Il y a deux ans, nous avions pris comme domestique un garçon de la campagne. Il se querella avec le valet et on le congédia. Il entra au service d’un marchand, plut au maître, et maintenant il se promène, en gilet à chaînette et bottes élégantes. À sa place on prit un autre paysan marié. Il devint ivrogne et perdit de l’argent. On en prit un troisième, il devint ivrogne, après avoir dépensé à boire tout ce qu’il avait, il traîna longtemps la misère, dans les asiles de nuit. Le vieux cuisinier devenu ivrogne à la ville est tombé malade. L’année dernière, le valet qui autrefois buvait beaucoup mais qui, durant cinq ans, à la campagne, ne buvait pas de vin, à Moscou, sans femme pour le retenir, devint ivrogne et gâta toute sa vie. Un jeune garçon de notre village est domestique chez mon frère ; son grand-père, un vieil aveugle, quand je fus à la campagne vint chez moi et me demanda d’exhorter son petit-fils à lui envoyer dix roubles pour payer les impôts, sans quoi il faudrait vendre la vache. « Il dit toujours qu’il faut s’habiller convenablement ; eh bien, il s’est fait faire des bottes, c’est assez ; veut-il maintenant s’acheter une montre ? » dit le grand-père en exprimant par ces paroles la supposition la plus folle qu’on puisse faire. Supposition folle, en effet, si l’on sait que le vieux, pendant tout le carême, n’a pas mangé de beurre, et que du bois coupé pourrit parce qu’il n’a pas un rouble vingt kopeks à payer pour avoir le droit de l’enlever. Mais la plaisanterie folle du vieux se trouvait être réalisée. Le garçon vint chez moi en pardessus noir très fin, dans des bottes qu’il avait payées huit roubles. Ces jours-ci, il avait demandé dix roubles à mon frère et les avait dépensés pour les bottes. Mes enfants, qui connaissent le garçon depuis l’enfance, m’ont dit qu’en effet il croit nécessaire d’avoir une montre. C’est un très bon garçon, mais il pense qu’on se moquera de lui s’il n’a pas de montre, et la montre lui est nécessaire. Cette année, la femme de chambre, une jeune fille de dix-huit ans, entra en liaison avec le cocher. On l’a mise à la porte. La vieille bonne à qui je parlais de cette malheureuse m’a rappelé une jeune fille que j’avais oubliée. C’était dix ans auparavant, pendant un court séjour à Moscou ; elle aussi entra en liaison avec un valet, elle fut mise à la porte, tomba dans une maison de prostitution et mourut à l’hôpital des syphilitiques. Elle n’avait pas vingt ans.

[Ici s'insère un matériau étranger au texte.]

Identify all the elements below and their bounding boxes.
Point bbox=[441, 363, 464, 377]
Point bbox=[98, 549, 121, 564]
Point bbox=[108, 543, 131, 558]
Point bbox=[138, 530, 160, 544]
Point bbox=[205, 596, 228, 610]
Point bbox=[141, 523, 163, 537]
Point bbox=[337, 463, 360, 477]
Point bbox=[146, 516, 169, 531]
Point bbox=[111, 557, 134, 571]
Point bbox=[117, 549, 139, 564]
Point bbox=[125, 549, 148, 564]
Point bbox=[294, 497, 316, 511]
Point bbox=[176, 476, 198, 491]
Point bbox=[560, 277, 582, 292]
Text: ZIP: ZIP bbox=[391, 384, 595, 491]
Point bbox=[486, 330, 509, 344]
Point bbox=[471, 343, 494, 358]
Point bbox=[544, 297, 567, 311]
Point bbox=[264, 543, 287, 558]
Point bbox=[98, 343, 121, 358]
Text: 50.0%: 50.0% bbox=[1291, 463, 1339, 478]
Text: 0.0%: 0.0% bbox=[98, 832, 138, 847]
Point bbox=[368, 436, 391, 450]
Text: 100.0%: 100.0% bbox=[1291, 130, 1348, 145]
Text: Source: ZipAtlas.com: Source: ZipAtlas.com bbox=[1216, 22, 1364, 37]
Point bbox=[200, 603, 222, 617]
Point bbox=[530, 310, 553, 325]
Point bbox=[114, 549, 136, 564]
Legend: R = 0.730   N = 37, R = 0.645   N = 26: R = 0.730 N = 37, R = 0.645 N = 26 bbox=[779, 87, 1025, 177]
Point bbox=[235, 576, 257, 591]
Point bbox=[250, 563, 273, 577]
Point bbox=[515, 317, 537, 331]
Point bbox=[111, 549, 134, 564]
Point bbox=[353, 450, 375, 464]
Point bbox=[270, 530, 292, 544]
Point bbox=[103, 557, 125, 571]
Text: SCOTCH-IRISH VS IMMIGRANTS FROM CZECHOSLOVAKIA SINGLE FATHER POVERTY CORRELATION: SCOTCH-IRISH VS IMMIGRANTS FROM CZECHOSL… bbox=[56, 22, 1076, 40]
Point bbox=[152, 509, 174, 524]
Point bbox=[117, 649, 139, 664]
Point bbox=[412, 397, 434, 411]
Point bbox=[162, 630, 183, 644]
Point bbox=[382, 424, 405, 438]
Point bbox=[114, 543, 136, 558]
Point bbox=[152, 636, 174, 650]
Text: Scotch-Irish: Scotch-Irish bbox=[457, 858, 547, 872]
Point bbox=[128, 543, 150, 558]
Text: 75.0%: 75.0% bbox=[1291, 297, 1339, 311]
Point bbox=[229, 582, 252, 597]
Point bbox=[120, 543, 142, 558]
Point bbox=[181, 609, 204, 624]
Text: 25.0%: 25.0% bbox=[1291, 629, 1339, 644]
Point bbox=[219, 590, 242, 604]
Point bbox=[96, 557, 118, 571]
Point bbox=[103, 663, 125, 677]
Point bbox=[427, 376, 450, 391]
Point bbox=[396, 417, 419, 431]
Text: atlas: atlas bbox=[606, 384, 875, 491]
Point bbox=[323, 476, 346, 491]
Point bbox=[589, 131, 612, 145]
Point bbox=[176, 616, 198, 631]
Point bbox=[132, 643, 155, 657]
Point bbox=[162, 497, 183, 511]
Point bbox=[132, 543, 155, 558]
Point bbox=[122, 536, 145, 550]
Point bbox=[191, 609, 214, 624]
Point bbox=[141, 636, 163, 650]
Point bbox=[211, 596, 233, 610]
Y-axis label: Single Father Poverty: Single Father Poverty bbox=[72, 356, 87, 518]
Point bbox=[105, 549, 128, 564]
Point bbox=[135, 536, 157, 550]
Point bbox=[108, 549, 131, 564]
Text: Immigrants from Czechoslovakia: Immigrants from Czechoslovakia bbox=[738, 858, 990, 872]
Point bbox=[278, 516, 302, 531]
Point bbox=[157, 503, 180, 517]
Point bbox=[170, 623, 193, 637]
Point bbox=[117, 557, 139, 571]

Il suffit de regarder autour de soi et l’on est terrifié de cette contagion, qu’en dehors des fabriques et des usines qui servent à notre luxe, nous portons spontanément par notre vie luxueuse, dans les villes parmi ces mêmes gens que nous voulons aider.

Et voilà, en réfléchissant au genre de misère de la ville que je ne pouvais soulager, j’ai vu que sa cause première est que je prends aux habitants de la campagne leur nécessaire et amène tout dans la ville, et que la deuxième cause, c’est qu’en ville, en profitant pour mon luxe effréné de ce que j’ai amené de la campagne, je séduis et déprave ces habitants de la campagne qui viennent ici pour reprendre, par un moyen quelconque, ce qu’on leur a pris à la campagne.